Cyber Task Force Passes Mission to Cyber Command
By Army Sgt. 1st Class Michael J. Carden
American Forces Press Service
ARLINGTON, Va., Sep. 7, 2010 After spending the better part of the past decade defending the Defense Department’s computer networks, the Joint Task Force Global Network Operations command cased its colors.
Air Force Gen. Kevin P. Chilton, U.S. Strategic Command commander, delivers remarks at the deactivation ceremony of the Joint Task Force Global Networks Operation in Arlington, Va., Sept. 9, 2010. The task force is the Defense Department's lead effort in cyber defense. Its mission and personnel now fall under the U.S. Cyber Command at Fort Meade, Md. DoD photo by Army Sgt. 1st Class Michael J. Carden
(Click photo for screen-resolution image);high-resolution image available.
The task force was deactivated in a ceremony today here at the Defense Information Systems Agency. The task force’s operations and personnel now fall under U.S. Cyber Command at Fort Meade, Md.
Air Force Gen. Kevin P. Chilton, commander of U.S. Strategic Command, presided over the ceremony. Although the ceremony marked the end of the task force’s tenure, its mission continues, he said.
“Today we’re rolling the flag at JTF-GNO, but we’re not rolling the mission,” Chilton said. “This mission will continue on at U.S. Cyber Command and will be as essential tomorrow as it is today to the United States of America.”
The task force was short-lived, but it was the product of 12 years of initiatives and foresight to develop the best ways to operate on the cyber battlefield. JTF Computer Network Defense was created in 1998 under the U.S. Space Command.
That task force had a dual mission to conduct offensive and defensive cyber operations. It was reorganized to fall under Stratcom in 2003. By 2004 the task force was redesignated as JTF Computer Network Operations to assume the offensive role. The JTF Global Network Operations also was established.

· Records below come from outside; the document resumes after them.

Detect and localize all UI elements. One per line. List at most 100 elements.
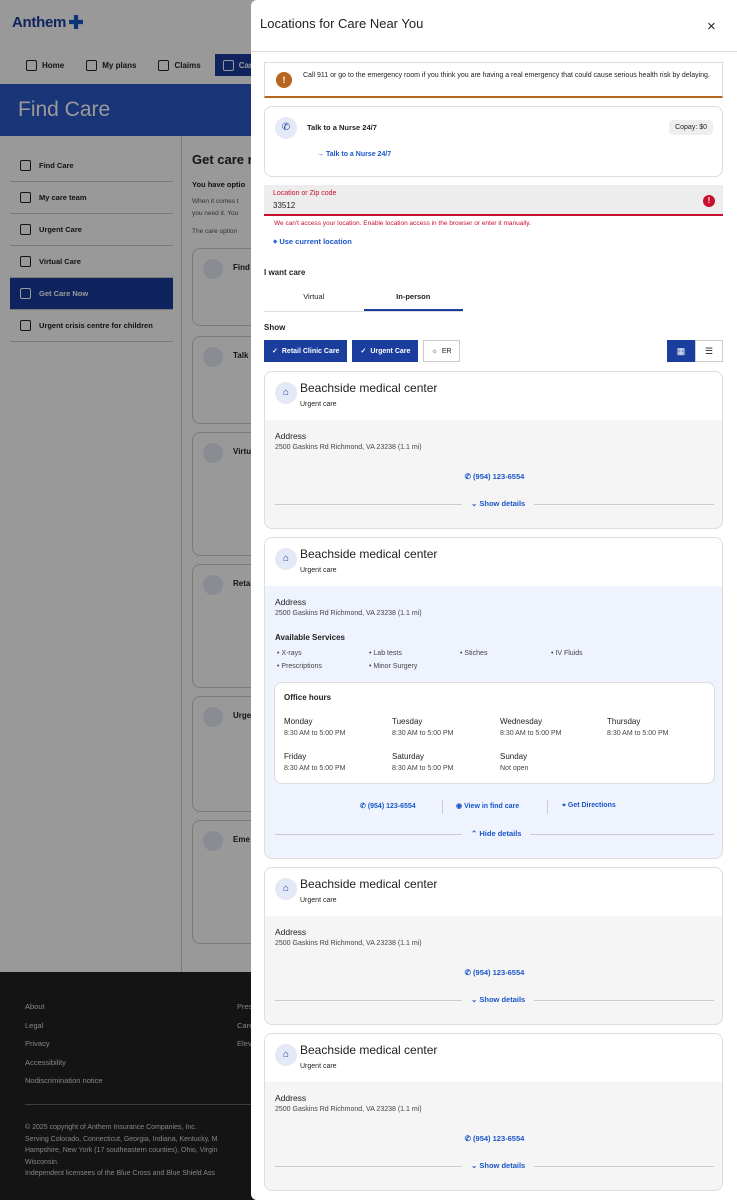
service-item: • Stiches (460, 650, 488, 657)
toggle-label: Show details (479, 1161, 526, 1170)
address-label: Address (275, 927, 307, 937)
view-toggle: ▦ ☰ (667, 340, 723, 362)
phone-link[interactable]: ✆ (954) 123-6554 (265, 1134, 722, 1143)
hospital-icon: ⌂ (275, 548, 297, 570)
day-hours: 8:30 AM to 5:00 PM (284, 730, 346, 737)
address-value: 2500 Gaskins Rd Richmond, VA 23238 (1.1 … (275, 610, 422, 617)
phone-icon: ✆ (464, 472, 474, 481)
hospital-icon: ⌂ (275, 878, 297, 900)
day-label: Monday (284, 717, 313, 726)
service-label: X-rays (281, 650, 302, 657)
phone-link[interactable]: ✆ (954) 123-6554 (265, 968, 722, 977)
view-label: View in find care (464, 803, 520, 810)
day-label: Tuesday (392, 717, 423, 726)
care-type-label: I want care (264, 268, 306, 277)
check-icon: ✓ (272, 348, 278, 355)
nurse-link-label: Talk to a Nurse 24/7 (325, 151, 392, 158)
office-hours-title: Office hours (284, 693, 332, 702)
day-hours: 8:30 AM to 5:00 PM (392, 765, 454, 772)
close-icon[interactable]: × (707, 19, 716, 34)
address-label: Address (275, 431, 307, 441)
panel-title: Locations for Care Near You (260, 16, 424, 31)
list-icon: ☰ (704, 345, 714, 356)
day-label: Sunday (500, 752, 528, 761)
day-hours: 8:30 AM to 5:00 PM (284, 765, 346, 772)
filter-label-text: Retail Clinic Care (281, 347, 340, 355)
phone-icon: ✆ (464, 1134, 474, 1143)
location-input[interactable] (273, 201, 673, 210)
show-details-button[interactable]: ⌄ Show details (462, 995, 535, 1004)
hide-details-button[interactable]: ⌃ Hide details (462, 829, 531, 838)
location-card: ⌂ Beachside medical center Urgent care A… (264, 1033, 723, 1191)
phone-number: (954) 123-6554 (473, 968, 525, 977)
location-name[interactable]: Beachside medical center (300, 877, 437, 891)
location-field-label: Location or Zip code (273, 190, 337, 197)
filter-retail-clinic[interactable]: ✓ Retail Clinic Care (264, 340, 348, 362)
nurse-title: Talk to a Nurse 24/7 (307, 123, 377, 132)
location-field: Location or Zip code ! (264, 185, 723, 216)
location-name[interactable]: Beachside medical center (300, 547, 437, 561)
location-name[interactable]: Beachside medical center (300, 381, 437, 395)
location-header: ⌂ Beachside medical center Urgent care (265, 538, 722, 586)
use-current-location-link[interactable]: ⌖ Use current location (273, 237, 352, 247)
service-label: Lab tests (373, 650, 402, 657)
phone-link[interactable]: ✆ (954) 123-6554 (265, 472, 722, 481)
address-value: 2500 Gaskins Rd Richmond, VA 23238 (1.1 … (275, 444, 422, 451)
phone-number: (954) 123-6554 (367, 803, 416, 810)
location-card: ⌂ Beachside medical center Urgent care A… (264, 867, 723, 1025)
phone-icon: ✆ (275, 117, 297, 139)
filter-er[interactable]: ☼ ER (423, 340, 460, 362)
day-hours: 8:30 AM to 5:00 PM (500, 730, 562, 737)
warning-icon: ! (276, 72, 292, 88)
location-type: Urgent care (300, 1063, 337, 1070)
day-label: Friday (284, 752, 307, 761)
nurse-card: ✆ Talk to a Nurse 24/7 Copay: $0 → Talk … (264, 106, 723, 177)
list-view-button[interactable]: ☰ (695, 340, 723, 362)
toggle-label: Hide details (479, 829, 522, 838)
map-view-button[interactable]: ▦ (667, 340, 695, 362)
hospital-icon: ⌂ (275, 382, 297, 404)
service-item: • IV Fluids (551, 650, 583, 657)
location-error-text: We can't access your location. Enable lo… (274, 220, 531, 227)
tab-virtual[interactable]: Virtual (264, 286, 364, 311)
check-icon: ✓ (360, 348, 367, 355)
service-item: • Prescriptions (277, 663, 322, 670)
arrow-right-icon: → (317, 151, 326, 158)
alert-text: Call 911 or go to the emergency room if … (303, 72, 710, 79)
location-type: Urgent care (300, 567, 337, 574)
filter-chips: ✓ Retail Clinic Care ✓ Urgent Care ☼ ER (264, 340, 460, 362)
location-type: Urgent care (300, 897, 337, 904)
sun-icon: ☼ (431, 347, 438, 355)
divider (547, 800, 548, 814)
phone-icon: ✆ (464, 968, 474, 977)
location-header: ⌂ Beachside medical center Urgent care (265, 372, 722, 420)
location-header: ⌂ Beachside medical center Urgent care (265, 1034, 722, 1082)
location-card: ⌂ Beachside medical center Urgent care A… (264, 371, 723, 529)
locations-panel: Locations for Care Near You × ! Call 911… (251, 0, 737, 1200)
day-label: Wednesday (500, 717, 543, 726)
copay-badge: Copay: $0 (669, 120, 713, 135)
service-label: Prescriptions (281, 663, 322, 670)
filter-label-text: Urgent Care (370, 347, 411, 355)
hospital-icon: ⌂ (275, 1044, 297, 1066)
location-name[interactable]: Beachside medical center (300, 1043, 437, 1057)
location-type: Urgent care (300, 401, 337, 408)
filter-urgent-care[interactable]: ✓ Urgent Care (352, 340, 419, 362)
toggle-label: Show details (479, 499, 526, 508)
office-hours-card: Office hours Monday 8:30 AM to 5:00 PM T… (274, 682, 715, 784)
panel-header: Locations for Care Near You × (251, 0, 737, 52)
day-hours: Not open (500, 765, 529, 772)
show-details-button[interactable]: ⌄ Show details (462, 499, 535, 508)
phone-number: (954) 123-6554 (473, 472, 525, 481)
nurse-link[interactable]: → Talk to a Nurse 24/7 (317, 151, 391, 158)
show-details-button[interactable]: ⌄ Show details (462, 1161, 535, 1170)
care-type-tabs: Virtual In-person (264, 286, 463, 312)
filter-label: Show (264, 323, 286, 332)
day-label: Thursday (607, 717, 641, 726)
address-value: 2500 Gaskins Rd Richmond, VA 23238 (1.1 … (275, 940, 422, 947)
get-directions-link[interactable]: ⌖ Get Directions (562, 802, 616, 810)
view-in-find-care-link[interactable]: ◉ View in find care (456, 802, 519, 810)
filter-label-text: ER (441, 347, 452, 355)
tab-in-person[interactable]: In-person (363, 286, 463, 311)
phone-link[interactable]: ✆ (954) 123-6554 (360, 802, 416, 810)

The new task force’s mission was to direct the operation and defense of the global information grid throughout the full spectrum of war fighting, intelligence and business missions within the department.
Since its activation, JTF Global Network Operations has ensured support to Operation Iraqi Freedom, Operation Enduring Freedom in Afghanistan, Operation Noble Eagle and the overall global war on terror.
Cybercom was activated in May. The JTF Computer Network Operations followed soon after. JTF Global Network Operations’ deactivation culminates years of work and effort to integrate Cybercom into its operations, Chilton said.
“It was clear that our missions needed to come together, and we’ve done that,” the general said. “The transition began this year, and it’s going to continue today.”
Chilton praised JTF Global Network’s final commander, Army Lt. Gen. Carroll F. Pollett, who he said changed the culture of network accountability within the department and got leaders involved in cyber security.
“The command and control was not as tight as it needed to be to confront the threats of today,” Chilton said. “[Pollett] made our networks commanders’ business. You brought that focus to every service and DoD agency.”
Pollett assumed command of JTF Global Network Operations and duties as director of the Defense Information Systems Agency in November 2008. He remains director of DISA.
JTF has played a significant role “in setting the conditions for the future” of the department, cyberspace operations and the nation, Pollett said.
As the JTF Global Network Operations colors are retired for the final time, Pollett said he’s reminded of the historical significance of the transition of the task force to Cybercom.
The information environment, he said, has evolved dramatically, and today the information grid is more than something that enhances capabilities.
“[Information] has become an operational imperative in our ability to deliver decisive capabilities to warfighters and our national leaders,” the general said. “Cyberspace has evolved into a new warfighter domain.
“[Cyberspace has proven equal and just as important as air, sea, land and space as a domain,” he continued. “It’s clear that it must be defended and operationalized.”
Pollett praised the people under his command for their efforts, calling them “pioneers” on the cyber domain front.
“It’s an honor to recognize the [JTF Global Network Operations] men and women, past and present, for their extraordinary accomplishments in working in the cyber domain,” Pollett said. “You led the way for dramatic changes in the Department of Defense as the mission, requirements and threats evolved.”